Mevlânâ Hazretleri Mesnevî’de der ki:
“Ey oğul! Bütün dünyâyı, ağzına kadar ilimle, güzellikle dolu bir testi bil. Fakat bilesin ki, bu ilim ve güzellik, zuhuru zâtının muktezâsı olan ve zuhur etmemesine imkân bulunmayan Allâh’ın Dicle’sinden bir katredir. O gizli bir hazîneydi. Marifetine muhabbet etti. Böylece o hazîne, pek dolu olduğundan yarıldı, kendisini izhâr etti. Toprağı, göklerden daha parlak bir hâle getirdi. Gizli bir hazîneyken coştu; toprağı, atlas giyen bir sultan hâline getirdi.” (c.1, 2860-2863)
Allâh, zaman ve mekândan münezzehtir. O, zamansız ve mekânsız bir âlemde, zâtî hakîkati sadece Kendisine mâlum bir sûrette mevcuttur. Cenâb-ı Hakk’ın bu mevcûdiyeti mutlak, diğer yaratılan bütün varlıkların vücûdu ise, izâfîdir.[1]
Buna göre ezelde yalnız Kendi var olan ve var olmak için başka bir var ediciye muhtaç bulunmayan Cenab-ı Hak, insanlar ve cinlerin idrakleri seviyesinde bilinmeyi ve bu bilginin doğurduğu vicdânî bir zarûretle ibadetlerle tekrîm olmayı murad eylediğinden, “âlem-i kesret” (çokluk âlemi) denilen bu cihânı yaratmıştır.
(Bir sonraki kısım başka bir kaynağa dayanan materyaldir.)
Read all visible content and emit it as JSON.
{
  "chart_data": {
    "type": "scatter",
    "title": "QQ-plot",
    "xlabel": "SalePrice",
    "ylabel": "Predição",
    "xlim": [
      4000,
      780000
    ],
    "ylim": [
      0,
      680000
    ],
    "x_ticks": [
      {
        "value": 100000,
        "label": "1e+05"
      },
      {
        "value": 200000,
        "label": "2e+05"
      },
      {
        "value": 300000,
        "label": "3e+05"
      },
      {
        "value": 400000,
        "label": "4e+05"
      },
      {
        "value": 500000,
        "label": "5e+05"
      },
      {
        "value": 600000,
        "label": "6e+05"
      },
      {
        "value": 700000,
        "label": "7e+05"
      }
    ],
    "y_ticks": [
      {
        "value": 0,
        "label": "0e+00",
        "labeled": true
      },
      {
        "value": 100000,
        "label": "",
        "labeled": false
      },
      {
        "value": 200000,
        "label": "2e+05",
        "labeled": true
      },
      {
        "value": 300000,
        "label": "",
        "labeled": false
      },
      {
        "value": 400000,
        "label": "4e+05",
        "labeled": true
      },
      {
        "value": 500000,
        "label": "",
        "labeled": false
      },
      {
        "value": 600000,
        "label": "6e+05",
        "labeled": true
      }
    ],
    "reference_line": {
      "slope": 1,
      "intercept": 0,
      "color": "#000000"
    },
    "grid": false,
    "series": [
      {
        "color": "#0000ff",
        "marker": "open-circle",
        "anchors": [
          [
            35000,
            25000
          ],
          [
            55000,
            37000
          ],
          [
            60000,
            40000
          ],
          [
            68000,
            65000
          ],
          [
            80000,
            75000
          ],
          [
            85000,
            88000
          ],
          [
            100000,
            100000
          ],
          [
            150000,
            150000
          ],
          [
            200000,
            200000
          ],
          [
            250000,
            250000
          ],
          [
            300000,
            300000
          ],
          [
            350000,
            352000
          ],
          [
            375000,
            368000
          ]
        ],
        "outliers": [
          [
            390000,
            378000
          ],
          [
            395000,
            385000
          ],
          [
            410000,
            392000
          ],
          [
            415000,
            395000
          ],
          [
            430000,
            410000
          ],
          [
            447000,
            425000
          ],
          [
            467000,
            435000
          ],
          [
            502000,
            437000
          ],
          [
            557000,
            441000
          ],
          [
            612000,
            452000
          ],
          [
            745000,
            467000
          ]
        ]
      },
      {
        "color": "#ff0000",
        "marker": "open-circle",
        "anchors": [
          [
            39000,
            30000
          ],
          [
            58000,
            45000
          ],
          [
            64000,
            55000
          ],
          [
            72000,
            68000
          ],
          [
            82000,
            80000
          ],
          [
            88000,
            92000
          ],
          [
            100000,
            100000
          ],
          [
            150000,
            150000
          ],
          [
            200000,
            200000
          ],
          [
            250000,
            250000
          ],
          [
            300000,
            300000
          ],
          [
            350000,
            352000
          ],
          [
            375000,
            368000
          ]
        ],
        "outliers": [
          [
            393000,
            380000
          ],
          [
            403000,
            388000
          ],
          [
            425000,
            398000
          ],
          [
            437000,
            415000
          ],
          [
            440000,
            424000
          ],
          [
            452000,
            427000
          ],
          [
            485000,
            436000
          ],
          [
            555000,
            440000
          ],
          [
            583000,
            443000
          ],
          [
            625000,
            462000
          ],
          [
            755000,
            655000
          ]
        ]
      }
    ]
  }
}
Bu gerçek, كُنْتُ كَنْزاً مَخْفِياًّ yani “Ben, gizli bir hazineydim…” (İsmâil Hakkı Bursevî, Kenz-i Mahfî) sûretindeki hadis-i kudsî ile bildirilmiştir. Bu hadîs-i şerîf, içinde yaşadığımız âlemin varlık sebebi ve hikmetini kavramak ve o hikmeti gerçekleştirmeye yönelmek üzere, bütün insanlık için en temel bir hayat düsturudur.
Dipnot: [1] Bu hükümdeki “âlem” sözü Allah katındaki hakîkatin, insan idraki seviyesine indirilmesi için mecâzen ve zarûreten kullanılagelmiştir. Aynı şekilde, ezel (zamanda başı olmamak) ve ebed (zamanda sonu olmamak) gibi kelimeler de Cenâb-ı Hakk’a izâfe edilerek kullanıldığı zaman, böyledirler.